Apple Pay is somewhat dividing the security world right now over smartphone payments. Steve Jobs’ company may be latecomers to the market, but it has serious pulling power, with about 44% of mobile users running iOS, according to NetMarketShare.

But there’s more to it than numbers. In the words of Winston Bond, European technical manager for mobile security firm Arxan, Apple is "quite good at taking old ideas and making them exciting again. I’m not sure Apple Pay is that different to NFC (near field communication) pay but now it’s in the headlines once more."

Many in the payments industry feel it has long been dragging its feet over mobile. "It’s important to remember that this is not new technology; it’s taken almost half a decade to get us to this point," said Chris Wade, head of strategic programmes at Sage Pay."So while we welcome this move from Apple, the impact might take a little while to fully work through."

According to Bond, whose company creates tools for mobile app developers to improve their security, financial groups are increasingly looking to turn people’s phones into bank cards. "We’re certainly seeing a lot of interest from the supply side from people wanting to start providing the technology to do this," he said. But what does it mean for security?

Comparing phones to bank cards

Security has never been a world of absolutes, but rather managing risk on a sliding scale. In this sense mobile payments has to compete with bank cards and contactless payments. A big divide in finances between Europe and the US is the prevalence of Chip and PIN in the former, compared to the prevalence of magnetic stripes in the latter.

"If you are looking at it from a magnetic stripe the only way is up," Bond said. "If you are looking at it from Chip and PIN the only way is down." The good news for consumer is that Apple’s approach takes advantage of the latter technology, in the form of a chip that comes with the phone.

Using a chip to secure payments is one old method of dealing with the security concerns surrounding mobile payments, according to Richard Moulds, vice president of strategy at Thales e-Security. The other method uses the phone as a conduit for the payments process through tokens that expire after one use, which Apple is also employing.

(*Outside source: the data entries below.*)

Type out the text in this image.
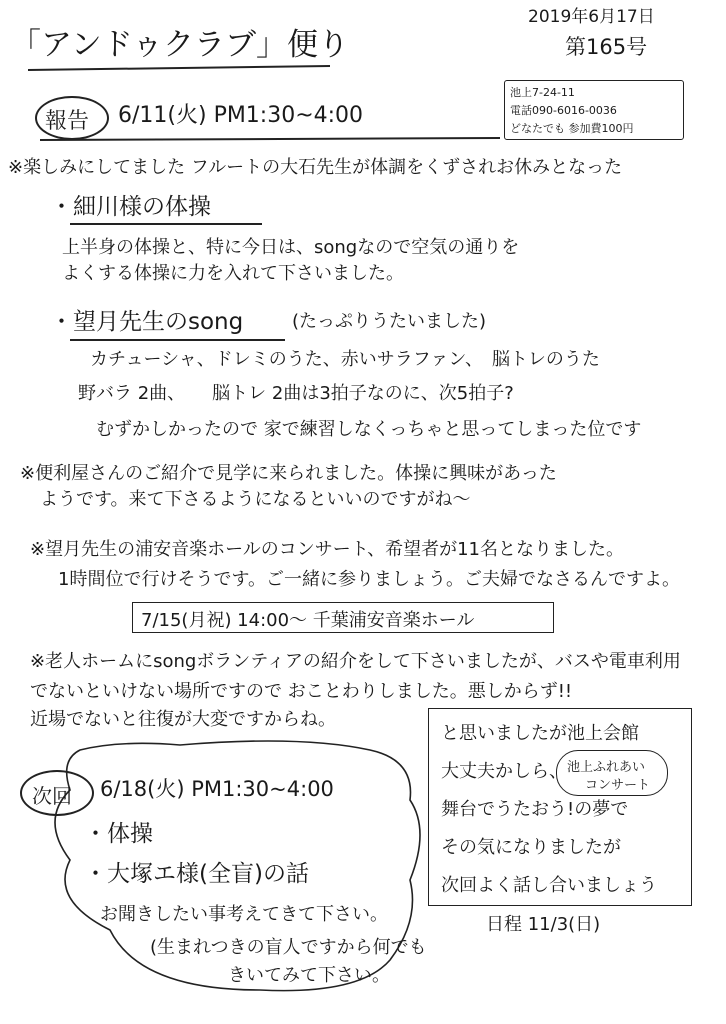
「アンドゥクラブ」便り
2019年6月17日
第165号
池上7-24-11
電話090-6016-0036
どなたでも 参加費100円
報告 6/11(火) PM1:30~4:00
※楽しみにしてました フルートの大石先生が体調をくずされお休みとなった
・細川様の体操
上半身の体操と、特に今日は、songなので空気の通りを
よくする体操に力を入れて下さいました。
・望月先生のsong	(たっぷりうたいました)
カチューシャ、ドレミのうた、赤いサラファン、　脳トレのうた
野バラ 2曲、　　脳トレ 2曲は3拍子なのに、次5拍子?
むずかしかったので 家で練習しなくっちゃと思ってしまった位です
※便利屋さんのご紹介で見学に来られました。体操に興味があった
ようです。来て下さるようになるといいのですがね〜
※望月先生の浦安音楽ホールのコンサート、希望者が11名となりました。
1時間位で行けそうです。ご一緒に参りましょう。ご夫婦でなさるんですよ。
7/15(月祝) 14:00〜 千葉浦安音楽ホール
※老人ホームにsongボランティアの紹介をして下さいましたが、バスや電車利用
でないといけない場所ですので おことわりしました。悪しからず!!
近場でないと往復が大変ですからね。
次回 6/18(火) PM1:30~4:00
・体操
・大塚エ様(全盲)の話
お聞きしたい事考えてきて下さい。
(生まれつきの盲人ですから何でも
きいてみて下さい。
と思いましたが池上会館
大丈夫かしら、
舞台でうたおう!の夢で
その気になりましたが
次回よく話し合いましょう
池上ふれあい
コンサート
日程 11/3(日)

"What Apple did, I think, was the best of everything," Moulds said. The reason it took so long is that the firm waited for a "critical mass" before it made its move: "Most of the point of sale (PoS) devices in the US could not communicated wirelessly until fairly recently."

What changed is that in the US the card processing firms Visa and MasterCard pushed for retailers to switch to PoS systems that could process Chip and PIN cards, partly because of the risks of fraud associated with magnetic stripes, but also out of a desire to take payments from international tourists more easily. As a bonus, many of these systems also allow NFC payments.

In a departure from their reputation as disruptors Apple has taken advantage of existing technology and infrastructure that has built up without their involvement. "That sends a strong message to the security industry they’re not trying to reinvent the wheel here," Moulds said.

Tying up the market

"Up until Apple stepped in you had quite a fragmented market," Greg Day, EMEA chief technology officer at security firm FireEye, told CBR. Unlike iOS, Google’s Android is a confusion of handset makers, app developers and security firms, an ecosystem that has proved quite difficult to tie together.

Consumer uptake of mobile payments has certainly been slower than expected. Last year the research firm Gartner cut its forecast for mobile transaction volume after growth failed to live up to hype around the world, especially in North America and Africa. Even so, more than 450 million people are expected to be using the tech by 2017.

Given that Android is even more popular than Apple it seems unlikely that Google will not respond to this development in iOS. NFC and chips are already present on Android devices, and there’s no reason that security companies could not make use of tokens on the platform. In other words, security is not the issue.

Some argue that mobile payments are only slightly more convenient than cards, and setting up the ecosystem is, as some have said above, considerably more challenging. In the end most of those CBR spoke to saw it more likely to supplement old forms of payment than be a wholesale replacement, and some suggested contextual mobile marketing was the real draw for Apple.

"Mobile payments is really about mobile selling," Moulds said. "I doubt Apple care very much if you’re paying using the mobile. They care about getting you into the store in the first place."

For now at least, that appears to be true.